How POJO Clustering Scales
At enterprise scale where application infrastructure will be called upon to move large volumes of data in a cluster of hundreds of application servers, as well as handle disaster recovery and datacenter-level fault tolerance, critical performance and availability features emerge from POJO clustering.
POJO clustering scales by increasing locality of reference, reducing the working set of data upon which any cluster node operates, and enabling on-the-fly lock optimization. All of these features reduce the number of messages that must be passed around the cluster as well as the amount of data those messages must contain.
Locality of Reference
The term locality of reference here means where data is kept and accessed in a system relative to its home in the system of record for that data and relative to the worker operating on that data. In a cluster that can maintain a centralized view of which nodes have references to which objects, object data can be pushed where it's needed, when it's needed. This can reduce the latency perceived by each node because the data it needs is already there. If cluster nodes have a mechanism for maintaining a constrained window on the clustered data, the cluster can likewise reduce the amount of data that must move across the cluster, since only the nodes that actually need to see changes for particular objects are required to receive changes for those objects.
Networked Virtual Memory
This data windowing functionality is provided by networked virtual memory. As references to clustered POJOs are traversed by an application running in the container, they are automatically faulted in from the clustered object store by the container as needed. If the referenced object is already in the heap, the reference traversal is a normal GETFIELD bytecode instruction. If that object is not currently in the heap, the container faults the object into the heap automatically. Once the object has been pulled into the container, the GETFIELD instruction is allowed to proceed normally.
Conversely, as in-heap clustered objects become less frequently used, the POJO container is free to flush those objects out of the heap. If they are ever needed again, they may be faulted back in, but flushing unused objects keeps heap usage to a fixed size.

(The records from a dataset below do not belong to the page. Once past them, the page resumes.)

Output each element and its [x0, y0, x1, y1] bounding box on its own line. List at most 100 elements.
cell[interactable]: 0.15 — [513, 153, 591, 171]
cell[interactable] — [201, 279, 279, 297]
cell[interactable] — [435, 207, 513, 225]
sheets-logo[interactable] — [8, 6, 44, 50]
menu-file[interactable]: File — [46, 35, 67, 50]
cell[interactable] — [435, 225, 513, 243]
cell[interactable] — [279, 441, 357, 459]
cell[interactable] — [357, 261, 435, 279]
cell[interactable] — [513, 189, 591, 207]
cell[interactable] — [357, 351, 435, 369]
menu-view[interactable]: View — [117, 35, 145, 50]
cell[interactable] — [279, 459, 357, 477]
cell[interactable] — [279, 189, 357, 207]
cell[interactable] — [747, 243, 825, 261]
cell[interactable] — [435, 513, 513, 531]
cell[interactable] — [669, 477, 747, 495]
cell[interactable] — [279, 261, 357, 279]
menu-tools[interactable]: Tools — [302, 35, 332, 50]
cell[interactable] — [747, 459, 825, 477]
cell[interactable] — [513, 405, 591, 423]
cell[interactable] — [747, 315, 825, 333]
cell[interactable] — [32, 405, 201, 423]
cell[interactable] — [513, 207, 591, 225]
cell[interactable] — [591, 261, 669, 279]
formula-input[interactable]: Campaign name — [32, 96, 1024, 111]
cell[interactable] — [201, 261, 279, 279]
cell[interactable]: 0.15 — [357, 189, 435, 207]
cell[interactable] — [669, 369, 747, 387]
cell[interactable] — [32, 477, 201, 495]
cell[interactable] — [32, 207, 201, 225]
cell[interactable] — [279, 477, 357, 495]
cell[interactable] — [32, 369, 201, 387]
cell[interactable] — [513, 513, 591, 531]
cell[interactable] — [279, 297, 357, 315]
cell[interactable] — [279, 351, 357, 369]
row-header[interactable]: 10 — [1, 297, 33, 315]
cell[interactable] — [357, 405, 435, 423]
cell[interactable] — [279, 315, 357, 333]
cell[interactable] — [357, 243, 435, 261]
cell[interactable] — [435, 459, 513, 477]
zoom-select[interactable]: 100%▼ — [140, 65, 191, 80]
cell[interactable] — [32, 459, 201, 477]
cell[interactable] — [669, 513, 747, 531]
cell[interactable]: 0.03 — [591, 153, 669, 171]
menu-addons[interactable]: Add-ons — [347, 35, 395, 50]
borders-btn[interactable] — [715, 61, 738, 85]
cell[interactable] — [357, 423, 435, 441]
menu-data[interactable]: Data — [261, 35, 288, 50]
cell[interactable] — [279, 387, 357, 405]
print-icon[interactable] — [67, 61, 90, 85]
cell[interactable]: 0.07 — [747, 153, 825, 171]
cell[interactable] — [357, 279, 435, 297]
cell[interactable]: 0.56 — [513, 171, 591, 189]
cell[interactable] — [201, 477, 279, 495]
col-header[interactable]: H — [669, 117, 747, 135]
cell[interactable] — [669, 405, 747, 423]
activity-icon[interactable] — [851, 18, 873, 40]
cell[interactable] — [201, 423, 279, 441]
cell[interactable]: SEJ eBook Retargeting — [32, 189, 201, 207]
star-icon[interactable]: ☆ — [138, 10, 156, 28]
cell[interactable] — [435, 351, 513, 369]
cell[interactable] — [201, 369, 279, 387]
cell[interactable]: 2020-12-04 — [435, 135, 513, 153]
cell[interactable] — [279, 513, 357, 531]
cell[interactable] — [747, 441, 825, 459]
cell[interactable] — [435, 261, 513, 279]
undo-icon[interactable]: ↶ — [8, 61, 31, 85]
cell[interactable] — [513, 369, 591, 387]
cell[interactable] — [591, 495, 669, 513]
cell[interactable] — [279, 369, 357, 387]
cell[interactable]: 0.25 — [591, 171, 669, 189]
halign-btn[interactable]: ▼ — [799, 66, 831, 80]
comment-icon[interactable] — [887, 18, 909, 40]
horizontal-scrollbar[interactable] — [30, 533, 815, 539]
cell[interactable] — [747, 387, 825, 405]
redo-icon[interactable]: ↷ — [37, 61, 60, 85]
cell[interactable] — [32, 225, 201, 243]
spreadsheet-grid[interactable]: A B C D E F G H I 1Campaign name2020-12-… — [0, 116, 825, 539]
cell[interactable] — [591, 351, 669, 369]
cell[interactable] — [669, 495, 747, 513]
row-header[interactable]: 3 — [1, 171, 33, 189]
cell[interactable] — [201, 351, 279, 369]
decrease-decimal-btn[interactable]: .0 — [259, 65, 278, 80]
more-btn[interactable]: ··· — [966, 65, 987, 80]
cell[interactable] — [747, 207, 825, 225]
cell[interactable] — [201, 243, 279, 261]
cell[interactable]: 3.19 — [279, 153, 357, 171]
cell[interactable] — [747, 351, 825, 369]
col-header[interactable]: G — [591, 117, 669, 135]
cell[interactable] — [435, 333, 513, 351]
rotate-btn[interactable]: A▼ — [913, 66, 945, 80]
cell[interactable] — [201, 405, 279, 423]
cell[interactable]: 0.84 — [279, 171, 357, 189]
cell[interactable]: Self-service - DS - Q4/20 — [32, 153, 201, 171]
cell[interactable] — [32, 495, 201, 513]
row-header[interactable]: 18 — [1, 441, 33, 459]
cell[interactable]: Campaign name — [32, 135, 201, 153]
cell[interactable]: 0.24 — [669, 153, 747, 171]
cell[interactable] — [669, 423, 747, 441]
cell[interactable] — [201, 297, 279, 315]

While a clustered object is in the heap, that container instance must subscribe to changes for that object to ensure that it is up to date (this happens automatically as a service of the container). Therefore, keeping the virtual memory window constrained to just those objects that the container needs drastically improves performance since it isn't processing updates to objects that it doesn't care about.
Any object access patterns that emerge at runtime from the application will automatically be reflected in the set of clustered objects that is resident in a particular container's heap. Windowing via dynamic, network-attached virtual memory provides a simple and efficient way to provide access to a working set of data, thereby keeping per-container heap usage under control and maintaining a high degree of locality of reference that can improve over time as the working set emerges.
Scalable Lock Performance
The same centralized view of the cluster that allows locality of reference to be optimized can also be used to optimize lock acquisition. A lock that is not contended for by other nodes can be granted to the node that wants it so that subsequent releases and acquisitions of that lock can be made locally instead of going out on the cluster. If there is no contention on that lock by any other thread, or if the omniscient view can tell that a thread is working only on its own data frame, lock acquisition and release can be made a no-op.